Na een periode zonder vakantie, eindelijk nog eens tijd voor elkaar. We zouden gaan fietsen. De bestemming stond nog niet vast. Fietsen op het bagagerek, neus in de wind en we zien wel waar we uitkomen.
‘Stop’ roep ik uit alle macht.
‘Ik heb een idyllisch plekje gevonden en wil dat we hier starten.’
Met mijn voeten nog maar net op de pedalen, hoor ik boven me een zoemend geluid.
‘Een bij of een hommel wellicht’ zegt mijn man die mijn onrust opmerkt.
‘Dat is normaal bij deze temperaturen en voorjaarsbloesems.’
Je zou zulk een insect vervelend of enerverend kunnen noemen, maar het geluid van dit exemplaar tartte mijn verbeelding. Het leek geen gewoon insect, maar een individu dat menselijke vormen had aangenomen. Een insect heeft zes poten en dit exemplaar had er maar vier. Bovendien draaiden deze alle richtingen uit.
Ik had er genoeg van. De oranjegloed van het ochtendgloren maakte stilaan plaats voor een blauwe hemel, bedekt met hier en daar een schapenwolkje. Onze wielen wentelden in snel om hun as, het tempo zat er duidelijk in.
Op de achtergrond snorde wederom dat stukje ongedierte. Ik keek achterom en smakte bijna tegen een boom.
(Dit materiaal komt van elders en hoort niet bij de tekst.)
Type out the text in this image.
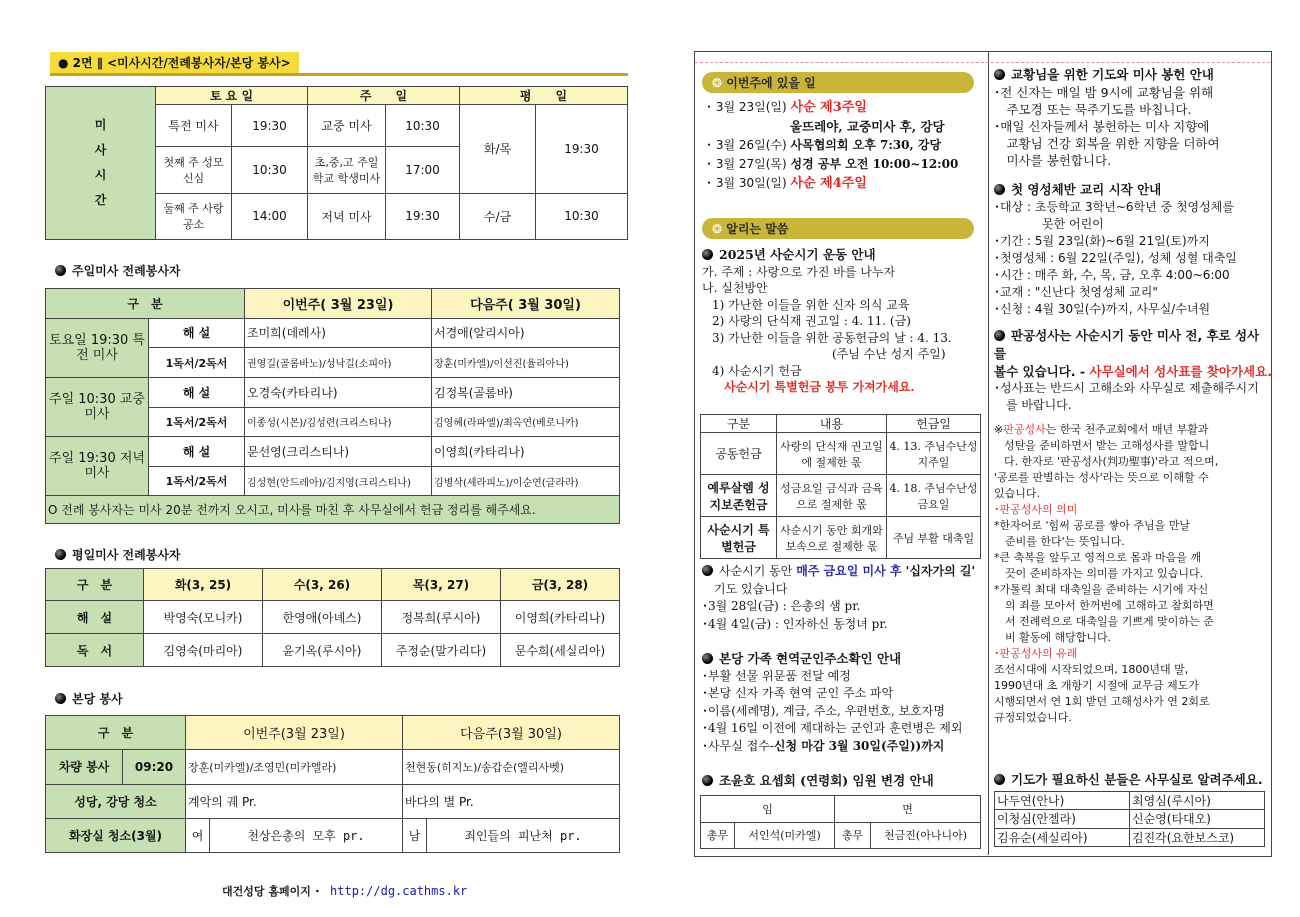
● 2면 ∥ <미사시간/전례봉사자/본당 봉사>
미
사
시
간	토 요 일		주　　일		평　　일	
	특전 미사	19:30	교중 미사	10:30	화/목	19:30
	첫째 주 성모 신심	10:30	초,중,고 주일학교 학생미사	17:00		
	둘째 주 사랑 공소	14:00	저녁 미사	19:30	수/금	10:30
주일미사 전례봉사자
구　분		이번주( 3월 23일)	다음주( 3월 30일)
토요일 19:30 특전 미사	해 설	조미희(데레사)	서경애(알리시아)
	1독서/2독서	권영길(골롬바노)/성낙길(소피아)	장훈(미카엘)/이선진(율리아나)
주일 10:30 교중 미사	해 설	오경숙(카타리나)	김정복(골롬바)
	1독서/2독서	이종성(시몬)/김성련(크리스티나)	김영혜(라파엘)/최옥연(베로니카)
주일 19:30 저녁 미사	해 설	문선영(크리스티나)	이영희(카타리나)
	1독서/2독서	김성현(안드레아)/김지영(크리스티나)	김병삭(세라피노)/이순연(글라라)
O 전례 봉사자는 미사 20분 전까지 오시고, 미사를 마친 후 사무실에서 헌금 정리를 해주세요.			
평일미사 전례봉사자
구　분	화(3, 25)	수(3, 26)	목(3, 27)	금(3, 28)
해　설	박영숙(모니카)	한영애(아녜스)	정복희(루시아)	이영희(카타리나)
독　서	김영숙(마리아)	윤기옥(루시아)	주정순(말가리다)	문수희(세실리아)
본당 봉사
구　분		이번주(3월 23일)		다음주(3월 30일)	
차량 봉사	09:20	장훈(미카엘)/조영민(미카엘라)		천현동(히지노)/송갑순(엘리사벳)	
성당, 강당 청소		계악의 궤 Pr.		바다의 별 Pr.	
화장실 청소(3월)		여	천상은총의 모후 pr.	남	죄인들의 피난처 pr.
대건성당 홈페이지 ･ http://dg.cathms.kr
❂ 이번주에 있을 일
･ 3월 23일(일) 사순 제3주일
울뜨레야, 교중미사 후, 강당
･ 3월 26일(수) 사목협의회 오후 7:30, 강당
･ 3월 27일(목) 성경 공부 오전 10:00~12:00
･ 3월 30일(일) 사순 제4주일
❂ 알리는 말씀
2025년 사순시기 운동 안내
가. 주제 : 사랑으로 가진 바를 나누자
나. 실천방안
1) 가난한 이들을 위한 신자 의식 교육
2) 사랑의 단식재 권고일 : 4. 11. (금)
3) 가난한 이들을 위한 공동헌금의 날 : 4. 13.
(주님 수난 성지 주일)
4) 사순시기 헌금
사순시기 특별헌금 봉투 가져가세요.
구분	내용	헌금일
공동헌금	사랑의 단식재 권고일에 절제한 몫	4. 13. 주님수난성지주일
예루살렘 성지보존헌금	성금요일 금식과 금육으로 절제한 몫	4. 18. 주님수난성금요일
사순시기 특별헌금	사순시기 동안 회개와 보속으로 절제한 몫	주님 부활 대축일
사순시기 동안 매주 금요일 미사 후 '십자가의 길'
기도 있습니다
･3월 28일(금) : 은총의 샘 pr.
･4월 4일(금) : 인자하신 동정녀 pr.
본당 가족 현역군인주소확인 안내
･부활 선물 위문품 전달 예정
･본당 신자 가족 현역 군인 주소 파악
･이름(세례명), 계급, 주소, 우편번호, 보호자명
･4월 16일 이전에 제대하는 군인과 훈련병은 제외
･사무실 접수-신청 마감 3월 30일(주일))까지
조윤호 요셉회 (연령회) 임원 변경 안내
임		면	
총무	서인석(미카엘)	총무	천금진(아나니아)
교황님을 위한 기도와 미사 봉헌 안내
･전 신자는 매일 밤 9시에 교황님을 위해
　주모경 또는 묵주기도를 바칩니다.
･매일 신자들께서 봉헌하는 미사 지향에
　교황님 건강 회복을 위한 지향을 더하여
　미사를 봉헌합니다.
첫 영성체반 교리 시작 안내
･대상 : 초등학교 3학년~6학년 중 첫영성체를
　　　　못한 어린이
･기간 : 5월 23일(화)~6월 21일(토)까지
･첫영성체 : 6월 22일(주일), 성체 성혈 대축일
･시간 : 매주 화, 수, 목, 금, 오후 4:00~6:00
･교재 : "신난다 첫영성체 교리"
･신청 : 4월 30일(수)까지, 사무실/수녀원
판공성사는 사순시기 동안 미사 전, 후로 성사를
볼수 있습니다. - 사무실에서 성사표를 찾아가세요.
･성사표는 반드시 고해소와 사무실로 제출해주시기
　를 바랍니다.
※판공성사는 한국 천주교회에서 매년 부활과
성탄을 준비하면서 받는 고해성사를 말합니
다. 한자로 '판공성사(判功聖事)'라고 적으며,
'공로를 판별하는 성사'라는 뜻으로 이해할 수
있습니다.
･판공성사의 의미
*한자어로 '힘써 공로를 쌓아 주님을 만날
　준비를 한다'는 뜻입니다.
*큰 축복을 앞두고 영적으로 몸과 마음을 깨
　끗이 준비하자는 의미를 가지고 있습니다.
*가톨릭 최대 대축일을 준비하는 시기에 자신
　의 죄를 모아서 한꺼번에 고해하고 참회하면
　서 전례력으로 대축일을 기쁘게 맞이하는 준
　비 활동에 해당합니다.
･판공성사의 유래
조선시대에 시작되었으며, 1800년대 말,
1990년대 초 개항기 시절에 교무금 제도가
시행되면서 연 1회 받던 고해성사가 연 2회로
규정되었습니다.
기도가 필요하신 분들은 사무실로 알려주세요.
나두연(안나)	최영심(루시아)
이청심(안젤라)	신순영(타대오)
김유순(세실리아)	김진각(요한보스코)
Bruusk draaide ik mijn stuur om, zodat ik alle aandacht nodig had om mijn evenwicht terug te vinden. Dat onding met zijn mottig gepantserde lijf was nu op ooghoogte. Zijn ogen keerden alle richtingen uit met een geluid van het bijstellen van een motor.
In paniek zwaaide ik met mijn armen alle richtingen uit. Het beest smakte op de grond en bleef achter, tollend op zijn rug. Twee poten hadden de strijd niet overleefd en lagen als een uitéén getrokken pop, naast het trillende lichaam. Ik knielde naast het slachtoffer neer en zag dat het geen dier was, maar een drone in de vorm van een kever.